LUKS has adopted a unified data warehouse strategy centered on the Caboodle platform, part of the Epic ecosystem. Caboodle consolidates legacy data infrastructures and integrates both clinical and financial domains. Data ingestion occurs through a nightly ETL process from source systems such as Chronicles (EMR) and SAP.

LUKS pipeline SPHN

Caboodle serves as the exclusive source for all SPHN-related data pipelines. These pipelines are stateless and follow an Extract-Load-Transform (ELT) paradigm. Each SPHN project is managed by a dedicated data pipeline that utilizes a shared instance of the SPHN Connector for data validation and the generation of RDF files. The resulting RDF data is transmitted to the BioMedIT Network using Sett.

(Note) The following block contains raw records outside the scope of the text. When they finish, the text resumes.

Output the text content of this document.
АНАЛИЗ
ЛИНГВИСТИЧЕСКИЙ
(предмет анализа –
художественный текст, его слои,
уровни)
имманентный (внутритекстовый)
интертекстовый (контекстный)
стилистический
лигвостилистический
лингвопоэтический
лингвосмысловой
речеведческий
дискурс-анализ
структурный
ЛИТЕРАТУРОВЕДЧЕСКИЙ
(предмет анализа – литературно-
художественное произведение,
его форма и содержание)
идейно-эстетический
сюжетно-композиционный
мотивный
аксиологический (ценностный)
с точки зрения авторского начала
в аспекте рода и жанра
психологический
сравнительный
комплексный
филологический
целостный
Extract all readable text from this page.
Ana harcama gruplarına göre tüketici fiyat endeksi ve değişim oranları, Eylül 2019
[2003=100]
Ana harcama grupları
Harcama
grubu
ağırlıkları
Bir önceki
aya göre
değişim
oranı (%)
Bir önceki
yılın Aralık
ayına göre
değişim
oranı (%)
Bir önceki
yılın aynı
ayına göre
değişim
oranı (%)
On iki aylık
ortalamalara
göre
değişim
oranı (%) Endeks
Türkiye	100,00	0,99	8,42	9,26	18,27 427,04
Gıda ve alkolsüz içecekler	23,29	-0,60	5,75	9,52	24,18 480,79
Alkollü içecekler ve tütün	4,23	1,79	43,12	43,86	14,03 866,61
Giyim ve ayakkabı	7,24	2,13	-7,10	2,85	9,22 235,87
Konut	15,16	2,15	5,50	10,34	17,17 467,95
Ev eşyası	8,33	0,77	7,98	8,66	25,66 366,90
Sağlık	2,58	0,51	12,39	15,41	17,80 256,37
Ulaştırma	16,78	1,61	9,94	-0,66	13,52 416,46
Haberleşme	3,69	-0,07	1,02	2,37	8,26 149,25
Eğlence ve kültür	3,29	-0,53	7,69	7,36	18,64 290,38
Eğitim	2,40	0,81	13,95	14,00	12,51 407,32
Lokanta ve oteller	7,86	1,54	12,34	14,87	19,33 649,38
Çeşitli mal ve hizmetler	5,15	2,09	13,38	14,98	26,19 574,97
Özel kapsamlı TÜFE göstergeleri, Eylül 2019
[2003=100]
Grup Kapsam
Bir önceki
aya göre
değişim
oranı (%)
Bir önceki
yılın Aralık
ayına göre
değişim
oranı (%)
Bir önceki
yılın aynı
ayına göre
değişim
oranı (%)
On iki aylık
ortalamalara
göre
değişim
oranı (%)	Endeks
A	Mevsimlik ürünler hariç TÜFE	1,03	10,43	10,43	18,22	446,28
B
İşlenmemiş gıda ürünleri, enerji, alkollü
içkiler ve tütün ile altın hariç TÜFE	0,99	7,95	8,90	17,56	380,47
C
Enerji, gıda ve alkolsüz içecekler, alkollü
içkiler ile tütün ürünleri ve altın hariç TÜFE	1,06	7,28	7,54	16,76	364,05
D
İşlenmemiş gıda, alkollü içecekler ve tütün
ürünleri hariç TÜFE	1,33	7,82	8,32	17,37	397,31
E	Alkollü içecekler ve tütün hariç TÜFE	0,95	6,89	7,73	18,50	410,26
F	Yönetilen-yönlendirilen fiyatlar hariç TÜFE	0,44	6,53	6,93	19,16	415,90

1. Development and Deployment Lifecycle

The development lifecycle follows a trunk-based model with three distinct environments: development, integration, and production. The integration environment is automatically deployed from the latest main branch commits and serves as a validation layer for testing new concepts and configurations. The production environment is version-frozen to the most recently verified stable release per SPHN project, ensuring data integrity and compliance in all SPHN submissions.

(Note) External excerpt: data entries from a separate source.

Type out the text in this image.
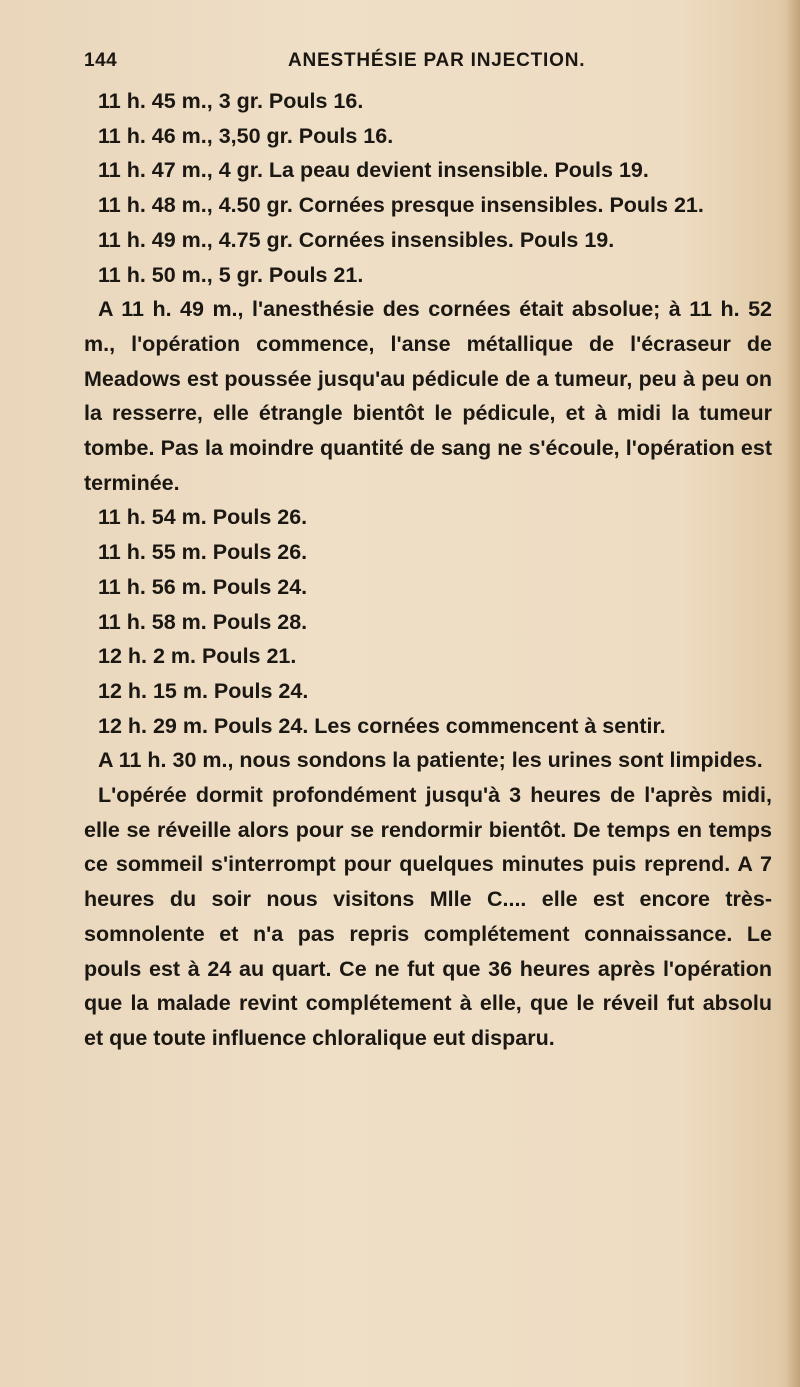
144	ANESTHÉSIE PAR INJECTION.

11 h. 45 m., 3 gr. Pouls 16.

11 h. 46 m., 3,50 gr. Pouls 16.

11 h. 47 m., 4 gr. La peau devient insensible. Pouls 19.

11 h. 48 m., 4.50 gr. Cornées presque insensibles. Pouls 21.

11 h. 49 m., 4.75 gr. Cornées insensibles. Pouls 19.

11 h. 50 m., 5 gr. Pouls 21.

A 11 h. 49 m., l'anesthésie des cornées était absolue; à 11 h. 52 m., l'opération commence, l'anse métallique de l'écraseur de Meadows est poussée jusqu'au pédicule de a tumeur, peu à peu on la resserre, elle étrangle bientôt le pédicule, et à midi la tumeur tombe. Pas la moindre quantité de sang ne s'écoule, l'opération est terminée.

11 h. 54 m. Pouls 26.

11 h. 55 m. Pouls 26.

11 h. 56 m. Pouls 24.

11 h. 58 m. Pouls 28.

12 h. 2 m. Pouls 21.

12 h. 15 m. Pouls 24.

12 h. 29 m. Pouls 24. Les cornées commencent à sentir.

A 11 h. 30 m., nous sondons la patiente; les urines sont limpides.

L'opérée dormit profondément jusqu'à 3 heures de l'après midi, elle se réveille alors pour se rendormir bientôt. De temps en temps ce sommeil s'interrompt pour quelques minutes puis reprend. A 7 heures du soir nous visitons Mlle C.... elle est encore très-somnolente et n'a pas repris complétement connaissance. Le pouls est à 24 au quart. Ce ne fut que 36 heures après l'opération que la malade revint complétement à elle, que le réveil fut absolu et que toute influence chloralique eut disparu.
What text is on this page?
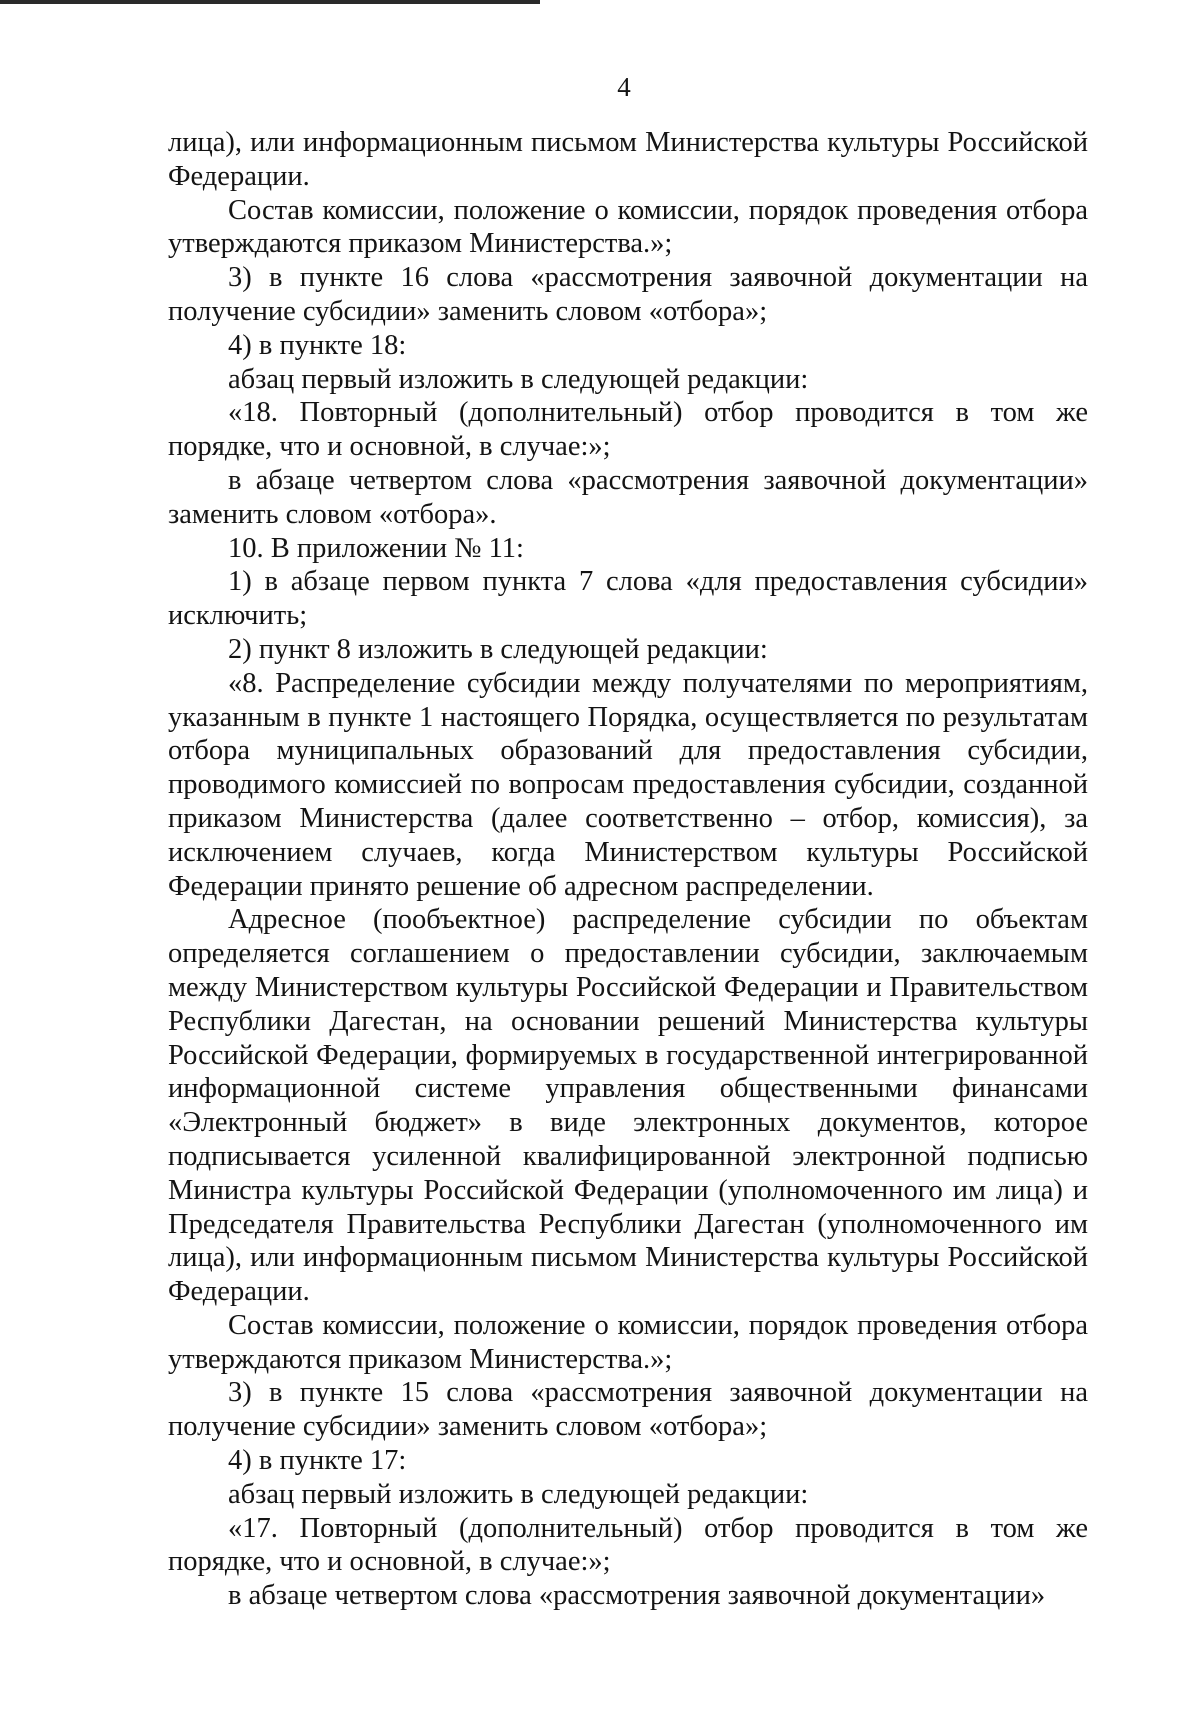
4

лица), или информационным письмом Министерства культуры Российской Федерации.

Состав комиссии, положение о комиссии, порядок проведения отбора утверждаются приказом Министерства.»;

3) в пункте 16 слова «рассмотрения заявочной документации на получение субсидии» заменить словом «отбора»;

4) в пункте 18:

абзац первый изложить в следующей редакции:

«18. Повторный (дополнительный) отбор проводится в том же порядке, что и основной, в случае:»;

в абзаце четвертом слова «рассмотрения заявочной документации» заменить словом «отбора».

10. В приложении № 11:

1) в абзаце первом пункта 7 слова «для предоставления субсидии» исключить;

2) пункт 8 изложить в следующей редакции:

«8. Распределение субсидии между получателями по мероприятиям, указанным в пункте 1 настоящего Порядка, осуществляется по результатам отбора муниципальных образований для предоставления субсидии, проводимого комиссией по вопросам предоставления субсидии, созданной приказом Министерства (далее соответственно – отбор, комиссия), за исключением случаев, когда Министерством культуры Российской Федерации принято решение об адресном распределении.

Адресное (пообъектное) распределение субсидии по объектам определяется соглашением о предоставлении субсидии, заключаемым между Министерством культуры Российской Федерации и Правительством Республики Дагестан, на основании решений Министерства культуры Российской Федерации, формируемых в государственной интегрированной информационной системе управления общественными финансами «Электронный бюджет» в виде электронных документов, которое подписывается усиленной квалифицированной электронной подписью Министра культуры Российской Федерации (уполномоченного им лица) и Председателя Правительства Республики Дагестан (уполномоченного им лица), или информационным письмом Министерства культуры Российской Федерации.

Состав комиссии, положение о комиссии, порядок проведения отбора утверждаются приказом Министерства.»;

3) в пункте 15 слова «рассмотрения заявочной документации на получение субсидии» заменить словом «отбора»;

4) в пункте 17:

абзац первый изложить в следующей редакции:

«17. Повторный (дополнительный) отбор проводится в том же порядке, что и основной, в случае:»;

в абзаце четвертом слова «рассмотрения заявочной документации»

2. Data Extraction and Population Management

Caboodle uses a Kimball dimensional model with some vendor-specific concepts. A Kimball model is based on fact tables for transactional concepts and companion dimensional tables for descriptive attributes, following a star-like or snowflake schema. For each SPHN project and defined cohort, a population fact table is generated nightly through the ETL process. This table provides patient, case, and encounter identifiers to constrain downstream data extractions to the relevant cohort. Raw SPHN concept data is retrieved in a full load from Caboodle via dynamically generated SQL queries and directly loaded into the SPHN Connectors PostgreSQL database. For cohorts up to 100k patients, this approach showed an effective balance between pipeline throughput and agility during development.

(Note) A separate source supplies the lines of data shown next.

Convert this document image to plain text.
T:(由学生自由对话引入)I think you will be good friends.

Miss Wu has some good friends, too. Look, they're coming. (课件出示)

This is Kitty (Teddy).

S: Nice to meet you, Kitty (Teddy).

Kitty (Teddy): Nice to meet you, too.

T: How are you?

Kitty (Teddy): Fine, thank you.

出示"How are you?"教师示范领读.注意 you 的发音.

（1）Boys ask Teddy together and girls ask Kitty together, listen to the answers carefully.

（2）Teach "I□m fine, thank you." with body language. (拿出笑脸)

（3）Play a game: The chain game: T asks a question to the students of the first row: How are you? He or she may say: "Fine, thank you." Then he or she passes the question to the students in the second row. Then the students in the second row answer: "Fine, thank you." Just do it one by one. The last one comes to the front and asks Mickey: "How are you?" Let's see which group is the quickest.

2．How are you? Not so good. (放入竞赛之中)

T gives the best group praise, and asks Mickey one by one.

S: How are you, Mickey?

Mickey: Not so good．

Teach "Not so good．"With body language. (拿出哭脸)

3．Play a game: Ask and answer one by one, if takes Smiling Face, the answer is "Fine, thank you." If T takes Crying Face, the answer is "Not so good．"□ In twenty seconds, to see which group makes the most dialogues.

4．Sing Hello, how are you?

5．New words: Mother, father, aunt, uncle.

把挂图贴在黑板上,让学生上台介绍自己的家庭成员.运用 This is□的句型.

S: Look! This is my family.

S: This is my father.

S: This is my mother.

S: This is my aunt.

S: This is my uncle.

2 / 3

3. Data Processing and Transformation

The transformation of raw SPHN data into the target schema proceeds through modular stages implemented in SQL and Python using dbt as the data transformation framework. dbt supports version-controlled, declarative modeling and integrates testing capabilities that are essential for data reliability. The overall workflow is orchestrated using Prefect, which manages task dependencies and triggers the SPHN connector where required.

LUKS data processing

3.1 De-identification

A dedicated anonymization layer was developed to ensure consistent surrogate key generation and controlled date shifting before data ingestion into the SPHN Connector. The layer operates in a stateless manner, which guarantees reproducibility across deployments. De-identification outcomes are verified at runtime through both data and unit testing.

3.2 Terminology Mapping

Wherever possible, mappings are maintained within source systems, ensuring consistency across institutional use cases beyond SPHN. SPHN-specific and advanced mapping logic, including unit parsing (UCUM) or address derivation (SEP), are implemented within the pipeline itself.

3.3 Concept Factory

The Concept Factory is the central component responsible for modeling, transforming, and validating SPHN concept data. It is implemented using dbt, which provides a declarative, dependency-aware modeling framework. Versioned dbt models are generated according to the defined target schema for each SPHN concept, forming a directed acyclic graph that converts raw data into the SPHN project database schema expected by the SPHN Connector.

3.4 Validation

The use of dbt promotes test-driven development and facilitates a close collaboration with analysts that are familiar with SQL and the institutional data model. Its integrated testing suite supports early detection of bugs, data drift and schema evolution. During development, this approach minimizes the reliance on the computationally expensive validation performed by the SPHN Connector. Full validation remains active in integration and production environments to guarantee data integrity and compliance.

4. Data Submission to BioMedIT

Data submission to the BioMedIT Network is automated via Sett. The upload is programmatically triggered upon successful completion of data processing and validation workflows. Only the production environment is authorized for submission, ensuring traceability and preventing premature data release.

5. Platform Architecture

The infrastructure follows a cloud-oriented roadmap designed for automation, reproducibility, and operational stability. System provisioning and configuration are automated using Infrastructure as Code practices implemented in Ansible, ensuring uniformity across environments.

LUKS service architecture

All components operate on Red Hat Enterprise Linux 9 with Podman as the container runtime. Containers are executed in unprivileged mode for improved security. Core services, including the Prefect server (red), worker agents (blue), and the SPHN Connector (green), are deployed in dedicated Pods defined via Kubernetes YAML manifests. These manifests are executed through Podman using Quadlet units, establishing a declarative and portable deployment model that can seamlessly transition to cloud-managed Kubernetes services in the future.